With a wealth tax on the rich off the table, Democrats are relying on a far less popular funding mechanism to fund their infrastructure bill: beefed-up IRS enforcement.
According to a proposal released Thursday by the White House, increasing the funding for the IRS by $80 billion would net $400 billion in revenue. That $80 billion would boost the IRS's budget by over 70 percent over the next 10 years when compared with the last decade and lead to a hiring spree of agents.
After a plan to tax the assets of billionaires collapsed Thursday due to bipartisan opposition, Democrats are left scrambling to find ways to raise enough revenue to pay for President Joe Biden's budget reconciliation package. But the move to boost IRS funding, congressional Republicans say, will put ordinary Americans under the tax agency's microscope and subject them to needless audits.

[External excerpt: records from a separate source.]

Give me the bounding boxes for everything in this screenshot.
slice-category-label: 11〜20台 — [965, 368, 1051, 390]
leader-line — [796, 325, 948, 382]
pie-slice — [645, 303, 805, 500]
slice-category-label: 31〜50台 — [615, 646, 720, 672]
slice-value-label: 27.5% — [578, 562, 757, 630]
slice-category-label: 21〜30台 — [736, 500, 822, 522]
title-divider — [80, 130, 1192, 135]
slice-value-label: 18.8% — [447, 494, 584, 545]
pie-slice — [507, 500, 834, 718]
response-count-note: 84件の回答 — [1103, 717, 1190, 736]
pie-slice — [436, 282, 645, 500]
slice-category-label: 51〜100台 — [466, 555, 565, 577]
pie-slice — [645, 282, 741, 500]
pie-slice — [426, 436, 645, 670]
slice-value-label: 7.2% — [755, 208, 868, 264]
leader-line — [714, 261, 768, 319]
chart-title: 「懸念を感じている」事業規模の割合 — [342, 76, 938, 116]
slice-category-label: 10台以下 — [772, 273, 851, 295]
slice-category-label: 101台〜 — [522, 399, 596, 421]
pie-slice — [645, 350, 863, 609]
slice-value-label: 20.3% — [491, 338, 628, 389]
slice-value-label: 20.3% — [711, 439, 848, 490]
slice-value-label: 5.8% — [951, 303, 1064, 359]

"The truly wealthy don't get a paycheck, so when we start talking about who we're going after, the answer is everybody," Rep. Mike Kelly (R., Pa.) told the Washington Free Beacon. "Every single American will be affected by this. Every single American. They're not looking for a few pennies."
To reach the $1.85 trillion in total cost, some of the biggest proposed tax hikes include a 15-percent global minimum tax, which the White House says will raise $350 billion. A 5-percent surtax on income above $10 million and an 8-percent surtax on income above $25 million, the White House says, will raise an additional $230 billion.
The White House's revenue estimation is dramatically larger than what the Congressional Budget Office concluded in September. According to the CBO report, $80 billion in new IRS funding would raise just $120 billion in net revenue over the next decade. At $400 billion, the White House's revenue estimation is substantially larger than the $316 billion the administration predicted before the release of the CBO report.
"This is an exercise on paper [by Democrats] to say they're going to close the tax gap," Rep. Drew Ferguson (R., Ga.) told the Free Beacon. "We don't know how they arrived at those numbers. They won't tell us how they arrived at those numbers. And we don't think that really adds up; as a matter of fact, we know they don't add up."
Following outrage from members of both parties, Democrats this week ditched a plan to compel financial institutions to submit annual reports on all American bank accounts that see $10,000 or more in inflows a year. That proposed rule was supposedly critical to the IRS's enforcement tools, although nixing it appears to have made no difference in the White House's revenue projections.
Should the CBO again find smaller revenue estimates, the White House and congressional Democrats would be forced to trim the $1.85 trillion spending plan or come up with other offsets. Among the variety of spending proposals in the bill are $555 billion in funding for climate-change initiatives, six years of funding for a universal pre-K program, and a one-year extension of the enhanced child tax credit.